I once had a client that had trusted in the security of one of their vendors. The vendor had been around for a long time, so it was assumed they knew what they were doing. Yet, my client got burned because the vendor didn’t have their act together from a security perspective. The company had never performed appropriate security validation of the vendor, the vendor ended up exposing data, and the client paid the price.
The company wasn’t directly responsible for the breach, but they were the ones left with a black eye. That’s why I continually prescribe a simple principle in security and compliance: trust, but verify.
President Reagan popularized the Russian proverb “trust, but verify” after signing the INF Treaty with Mikhail Gorbachev. Since then, the saying has been used everywhere, from personal relationships to taxes. But all too often, it isn’t used in security and compliance.
And as a result, well-meaning businesses get burned.
What Does “Trust but Verify” Mean?
Trust, but verify is built on the premise that mistakes happen. It’s fine to believe people who say they’ve done what they’re responsible for. But it’s another thing to know it, because you have the evidence and you’ve validated it.
Too often in the security arena, organizations take people’s word for it that requirements have been fulfilled. “We have antivirus.” “Our firewall is set up.” The organization writes a blank check to their personnel, without actually looking at the requirements in detail to be sure that everything is fulfilled according to the pertinent security standard’s specifications.
Organizations assume that because a vendor is a big company, they must have their security act together, and they must have their compliance paperwork.
It’s the difference between knowing and assuming. And you know what happens when you assume.
Get the Evidence
This principle is less about whether you trust your people and more about doing your due diligence. Your security is important, it’s not a game. Your compliance activities are protecting your organization from people who are actively trying to break into your data. That’s not something to cut corners on. Don’t take that responsibility lightly.

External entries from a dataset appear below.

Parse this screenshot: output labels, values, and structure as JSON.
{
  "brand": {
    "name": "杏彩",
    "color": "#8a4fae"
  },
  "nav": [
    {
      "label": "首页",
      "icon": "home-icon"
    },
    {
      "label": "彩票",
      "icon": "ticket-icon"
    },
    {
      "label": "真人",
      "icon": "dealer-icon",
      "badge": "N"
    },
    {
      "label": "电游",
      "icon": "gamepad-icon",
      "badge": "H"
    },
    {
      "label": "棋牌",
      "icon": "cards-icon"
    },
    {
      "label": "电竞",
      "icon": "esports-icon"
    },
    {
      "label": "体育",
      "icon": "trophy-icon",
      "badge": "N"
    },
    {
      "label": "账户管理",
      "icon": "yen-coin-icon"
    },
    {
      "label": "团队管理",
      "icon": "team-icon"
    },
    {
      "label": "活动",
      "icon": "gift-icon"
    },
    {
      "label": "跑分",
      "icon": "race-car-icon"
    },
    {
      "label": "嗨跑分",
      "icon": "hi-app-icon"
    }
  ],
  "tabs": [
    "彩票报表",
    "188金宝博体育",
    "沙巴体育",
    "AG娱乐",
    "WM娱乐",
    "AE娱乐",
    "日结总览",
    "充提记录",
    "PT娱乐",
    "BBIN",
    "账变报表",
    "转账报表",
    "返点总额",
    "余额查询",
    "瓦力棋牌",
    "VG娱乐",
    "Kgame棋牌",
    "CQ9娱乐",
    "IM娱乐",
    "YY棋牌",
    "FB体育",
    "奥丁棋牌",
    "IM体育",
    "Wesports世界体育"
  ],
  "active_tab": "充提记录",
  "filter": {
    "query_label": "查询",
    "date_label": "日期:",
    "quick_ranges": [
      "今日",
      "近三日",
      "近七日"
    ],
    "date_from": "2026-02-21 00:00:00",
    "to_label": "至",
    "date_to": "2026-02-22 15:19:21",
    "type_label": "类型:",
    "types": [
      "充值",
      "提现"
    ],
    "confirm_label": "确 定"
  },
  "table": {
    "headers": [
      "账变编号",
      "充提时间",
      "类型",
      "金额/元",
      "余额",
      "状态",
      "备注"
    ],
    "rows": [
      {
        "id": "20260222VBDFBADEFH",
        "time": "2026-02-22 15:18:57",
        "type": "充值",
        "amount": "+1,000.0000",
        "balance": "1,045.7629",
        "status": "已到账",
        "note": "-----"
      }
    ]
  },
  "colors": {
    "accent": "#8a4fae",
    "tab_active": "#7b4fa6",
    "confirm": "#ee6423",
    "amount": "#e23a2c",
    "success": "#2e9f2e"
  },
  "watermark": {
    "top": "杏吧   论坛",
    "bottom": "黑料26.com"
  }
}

When you go through a compliance engagement, it’s critical to collect evidence for every line item requirement, to verify that you have your ducks in a row. It can be in the form of a policy statement, a procedure document, a screenshot, a report from a system.
Having that evidence in hand is your validation that you do in fact have this or that thing in place. So that in the (hopefully) unlikely event that something goes sideways, you have a repository that you can go back to and prove that you did your due diligence on this or that particular item. You had the right things in place, because the evidence proves it.
Verify Your Vendors
Trust, but verify applies not just to your internal compliance team, but also to your third-party partners and vendors as well. That means you don’t merely check their website to see if they’re compliant and take their word for it. Instead, request and receive the report. And don’t just get the report from your vendor, but actually read it.
I’ve been on engagements where our client had requested a report from the vendor, and they basically saw that they had a PDF with the right name and called it done. The client set the vendor’s report aside and moved on. Sure enough, as we were doing validation, we opened the PDF and quickly realized that the vendor’s security validation was for a completely different facility than the one our client was using.
In another case, one of our clients had brought on a vendor with a list of responsibilities to provide, yet the security documentation didn’t detail any of the coverage for the security services that the client was supposed to be receiving. That’s not to say that the vendor wasn’t providing those services, but we had no compliance documentation that spelled out exactly what that vendor was covering.
It’s your responsibility — not your vendor’s — to go through and make sure that the documentation your vendor provides has the right information. Never take a vendor’s word for it that the report covers what it’s supposed to cover.
It’s not that your vendors aren’t trustworthy, but that they’re human. Humans make mistakes, and honest mistakes happen all the time.
Trust but Verify Is Common Business Sense
Trust, but verify is a given in other areas of your business, and it should be a given in security as well. When your CFO asks for expense reports, those reports are validated to ensure that the numbers add up. When hiring a new employee, you get third party validation through background checks and references before extending a job offer.
The trust, but verify principle should be a given in any area of your business where you need to mitigate risk, and security is at the top of that list.
Don’t Assume, Know
I can’t tell you how many companies I’ve worked with that had a sense they were in good shape, from a security and compliance standpoint. But when we started digging in, they discovered a lot of holes in their security landscape.
It’s one thing to feel a sense of security. It’s another thing altogether to actually know that you’re secure. Trust, but verify.